Error: Unsupported Operand Types

Question

I'm trying to use recursion to return the dot product of two lists, and I'm trying to account for the situation in which I get two lists of different length: I return 0. However, when I try to check for that condition, I get the error: unsupported operand type(s) for &: 'list' and 'list'. Why can't I use the '&' operand for two lists in Python?

def dot(L, K):
    if L+K == []:
        return 0
    elif L == [] & K != []:
        return 0
    elif K == [] & L != []:
        return 0 
    else:
        return L[-1] * K[-1] + dot(L[:-1], K[:-1])

Answer 1

I would probably do something like this:

def dot(L, K):
    if L + K == [] or len(L) != len(K): # this only needs to be checked once
        return 0
    return dot_recurse(L, K)

 def dot_recurse(L, K):
     if len(L) > 0:
         return L[-1] * K[-1] + dot_recurse(L[:-1], K[:-1])
     else:
         return 0;

Answer 2

def dot(L, K):
    if len(L)!=len(K):  # return 0 before the first recursion
        return 0
    elif not L:  # test if L is [] - previous test implies K is [] so no need to retest
        return 0
    else:
        return L[-1] * K[-1] + dot(L[:-1], K[:-1])

Answer 3

If you check out python's Operator Precedence you will see that & has lower precedence than == and and

This means you are doing the following:

if (L == ([] & K)) != []:
    ...

As suggested by Tuan333 you should be using and .

def dot(L, K):
    if L+K == []:
        return 0
    elif L == [] and K != []:
        return 0
    elif K == [] and L != []:
        return 0 
    else:
        return L[-1] * K[-1] + dot(L[:-1], K[:-1])

However if you wanted to use & (which is the Binary AND , and isn't the same thing) you could just use () to force precedence

def dot(L, K):
    if L+K == []:
        return 0
    elif (L == []) & (K != []):
        return 0
    elif (K == []) & (L != []):
        return 0 
    else:
        return L[-1] * K[-1] + dot(L[:-1], K[:-1])

---

If you're curious why & is likely not what you want read on:

• AND takes two values, converts them to Booleans ( True or False ) and check that both are True
• Binary AND ( & ) takes two values, converts them to a Number-like value, then performs an operation on their bits

---

Here is how I would implement this function

def dot(L, K):
    if len(L) != len(K):
        # Ensure the lists are the same length
        raise ValueError('Can not perform dot product on two differently sized lists')
    elif len(L) + len(K) == 0:
        # See if we've reached the base case
        return 0
    else:
        # Recurse doing dot product
        return L[-1] * K[-1] + dot(L[:-1], K[:-1])


print(dot([6, 2, 6], [5, 1]))

Answer 4

Your code is a bit more complicated than it really needs to be.

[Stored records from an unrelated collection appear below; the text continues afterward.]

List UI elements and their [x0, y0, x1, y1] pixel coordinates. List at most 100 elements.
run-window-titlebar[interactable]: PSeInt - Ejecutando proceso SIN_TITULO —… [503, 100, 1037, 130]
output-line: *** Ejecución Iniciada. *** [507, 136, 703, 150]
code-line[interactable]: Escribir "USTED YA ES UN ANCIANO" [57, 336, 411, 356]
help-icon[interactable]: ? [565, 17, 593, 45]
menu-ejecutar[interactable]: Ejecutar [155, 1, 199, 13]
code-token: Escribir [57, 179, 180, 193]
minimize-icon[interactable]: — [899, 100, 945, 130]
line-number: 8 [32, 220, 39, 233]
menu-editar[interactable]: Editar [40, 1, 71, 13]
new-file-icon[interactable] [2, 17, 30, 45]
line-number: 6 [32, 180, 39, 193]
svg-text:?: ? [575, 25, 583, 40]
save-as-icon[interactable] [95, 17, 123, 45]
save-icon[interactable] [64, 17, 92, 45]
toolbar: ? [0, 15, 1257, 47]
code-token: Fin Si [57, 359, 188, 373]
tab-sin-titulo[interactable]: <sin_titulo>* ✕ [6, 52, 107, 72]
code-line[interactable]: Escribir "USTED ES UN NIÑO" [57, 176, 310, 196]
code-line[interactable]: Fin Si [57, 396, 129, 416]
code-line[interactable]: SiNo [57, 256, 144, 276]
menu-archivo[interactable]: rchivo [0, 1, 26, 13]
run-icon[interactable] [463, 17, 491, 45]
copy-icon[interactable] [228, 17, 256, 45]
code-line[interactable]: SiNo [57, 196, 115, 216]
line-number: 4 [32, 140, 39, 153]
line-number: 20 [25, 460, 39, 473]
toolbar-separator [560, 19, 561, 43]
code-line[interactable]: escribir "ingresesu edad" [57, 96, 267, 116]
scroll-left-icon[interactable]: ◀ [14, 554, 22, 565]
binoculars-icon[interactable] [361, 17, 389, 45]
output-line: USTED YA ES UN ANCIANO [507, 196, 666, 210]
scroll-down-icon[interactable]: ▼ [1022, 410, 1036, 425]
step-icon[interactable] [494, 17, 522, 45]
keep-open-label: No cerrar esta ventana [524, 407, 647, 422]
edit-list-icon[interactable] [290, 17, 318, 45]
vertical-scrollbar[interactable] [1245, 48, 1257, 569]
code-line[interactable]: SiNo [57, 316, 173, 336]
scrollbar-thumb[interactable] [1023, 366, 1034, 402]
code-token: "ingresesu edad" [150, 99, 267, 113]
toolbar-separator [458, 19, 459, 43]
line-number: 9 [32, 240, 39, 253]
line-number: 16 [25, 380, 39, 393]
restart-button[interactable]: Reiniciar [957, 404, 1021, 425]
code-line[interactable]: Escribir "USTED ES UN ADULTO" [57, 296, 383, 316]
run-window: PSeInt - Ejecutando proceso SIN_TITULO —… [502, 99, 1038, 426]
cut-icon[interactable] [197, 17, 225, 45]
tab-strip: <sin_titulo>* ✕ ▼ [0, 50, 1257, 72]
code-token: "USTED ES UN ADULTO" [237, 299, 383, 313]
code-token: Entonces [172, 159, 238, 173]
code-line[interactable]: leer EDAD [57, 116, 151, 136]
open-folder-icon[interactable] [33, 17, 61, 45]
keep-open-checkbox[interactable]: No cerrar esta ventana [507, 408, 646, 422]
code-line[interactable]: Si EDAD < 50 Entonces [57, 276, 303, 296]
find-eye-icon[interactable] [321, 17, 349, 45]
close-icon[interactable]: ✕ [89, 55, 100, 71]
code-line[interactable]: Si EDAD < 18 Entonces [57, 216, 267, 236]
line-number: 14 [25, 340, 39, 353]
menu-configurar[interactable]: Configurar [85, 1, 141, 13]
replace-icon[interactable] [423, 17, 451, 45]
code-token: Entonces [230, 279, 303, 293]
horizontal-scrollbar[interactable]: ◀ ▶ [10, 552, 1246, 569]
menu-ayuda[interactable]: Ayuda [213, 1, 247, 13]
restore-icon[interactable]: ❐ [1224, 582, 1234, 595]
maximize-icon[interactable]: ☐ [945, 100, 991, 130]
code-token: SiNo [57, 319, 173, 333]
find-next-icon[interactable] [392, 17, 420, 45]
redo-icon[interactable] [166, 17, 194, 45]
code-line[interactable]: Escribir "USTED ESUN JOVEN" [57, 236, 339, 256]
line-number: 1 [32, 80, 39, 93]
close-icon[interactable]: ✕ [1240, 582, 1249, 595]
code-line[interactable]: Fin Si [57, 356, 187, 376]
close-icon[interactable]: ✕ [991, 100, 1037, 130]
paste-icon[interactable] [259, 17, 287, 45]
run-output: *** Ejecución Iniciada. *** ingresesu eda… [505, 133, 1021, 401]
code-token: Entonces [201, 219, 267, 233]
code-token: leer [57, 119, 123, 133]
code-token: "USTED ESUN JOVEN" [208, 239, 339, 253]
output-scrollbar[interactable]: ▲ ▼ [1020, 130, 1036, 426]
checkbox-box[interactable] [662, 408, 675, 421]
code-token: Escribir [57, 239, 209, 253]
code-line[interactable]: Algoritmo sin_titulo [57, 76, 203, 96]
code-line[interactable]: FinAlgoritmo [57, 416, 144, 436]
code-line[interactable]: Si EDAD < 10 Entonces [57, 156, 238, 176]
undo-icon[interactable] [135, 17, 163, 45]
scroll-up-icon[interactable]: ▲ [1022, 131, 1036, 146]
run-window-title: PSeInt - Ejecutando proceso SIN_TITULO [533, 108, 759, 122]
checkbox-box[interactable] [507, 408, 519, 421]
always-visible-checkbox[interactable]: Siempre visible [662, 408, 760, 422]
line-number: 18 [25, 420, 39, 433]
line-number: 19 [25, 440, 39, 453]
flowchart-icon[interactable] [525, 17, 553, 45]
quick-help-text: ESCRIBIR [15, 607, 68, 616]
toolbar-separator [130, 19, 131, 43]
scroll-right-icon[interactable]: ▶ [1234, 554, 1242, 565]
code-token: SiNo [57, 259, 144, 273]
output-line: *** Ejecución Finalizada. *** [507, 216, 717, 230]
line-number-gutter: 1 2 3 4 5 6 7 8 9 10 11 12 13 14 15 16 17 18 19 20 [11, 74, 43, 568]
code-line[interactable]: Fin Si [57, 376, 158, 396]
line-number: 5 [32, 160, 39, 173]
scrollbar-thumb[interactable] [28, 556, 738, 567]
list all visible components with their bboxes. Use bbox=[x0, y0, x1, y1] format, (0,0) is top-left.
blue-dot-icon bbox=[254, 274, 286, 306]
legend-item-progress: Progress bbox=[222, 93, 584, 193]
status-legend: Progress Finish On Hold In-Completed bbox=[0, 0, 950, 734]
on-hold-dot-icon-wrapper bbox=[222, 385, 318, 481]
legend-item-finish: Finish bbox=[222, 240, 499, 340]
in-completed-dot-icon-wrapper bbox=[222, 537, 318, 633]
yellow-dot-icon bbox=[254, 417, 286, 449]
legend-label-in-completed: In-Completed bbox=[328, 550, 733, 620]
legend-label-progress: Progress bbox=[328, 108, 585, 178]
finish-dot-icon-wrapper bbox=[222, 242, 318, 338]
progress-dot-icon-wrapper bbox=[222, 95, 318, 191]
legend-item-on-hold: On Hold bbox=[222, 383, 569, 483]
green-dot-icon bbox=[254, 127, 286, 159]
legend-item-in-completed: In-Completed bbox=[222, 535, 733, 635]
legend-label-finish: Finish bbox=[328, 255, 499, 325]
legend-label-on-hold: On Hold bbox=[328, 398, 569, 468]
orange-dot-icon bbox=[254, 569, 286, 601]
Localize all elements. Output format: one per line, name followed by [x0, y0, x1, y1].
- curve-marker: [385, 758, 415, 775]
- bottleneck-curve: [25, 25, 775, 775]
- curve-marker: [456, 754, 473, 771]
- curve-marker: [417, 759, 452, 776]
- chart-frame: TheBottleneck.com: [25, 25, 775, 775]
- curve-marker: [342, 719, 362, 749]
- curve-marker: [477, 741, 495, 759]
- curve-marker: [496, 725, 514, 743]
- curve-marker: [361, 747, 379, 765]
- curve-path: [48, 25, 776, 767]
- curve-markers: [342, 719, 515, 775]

It is not possible to take the dot product of two vectors which are not the same size. There are a couple of ways to deal with receiving vectors of different sizes.

1) Lop off the remaining unused numbers from the larger vector. Below is a modified version of your function. I changed it to only require one check for if either of the vectors is empty (there is no need to check this in multiple ways), and also changed it to start from the beginning of the vectors instead of the end. Was there a particular reason you started from the end?

def dot(L, K):
    if(L == [] or K == []):
        return 0
    else:
        return L[0] + K[0] + dot(L[1:], K[1:])

While this option works, it does not give the user any indication that they made a mistake in attempting to dot product two different sized vectors.

2) Give the user an error upon receiving two different sized vectors.

def dot(L, K):
    if(len(L) != len(K)):
        print('Vector sizes do not match, please pass two same-sized vectors')
        return 0 #not sure exactly how you are wanting to do error handling here.
    elif(L == [] or K == []):
        return 0
    else:
        return L[0] + K[0] + dot(L[1:], K[1:])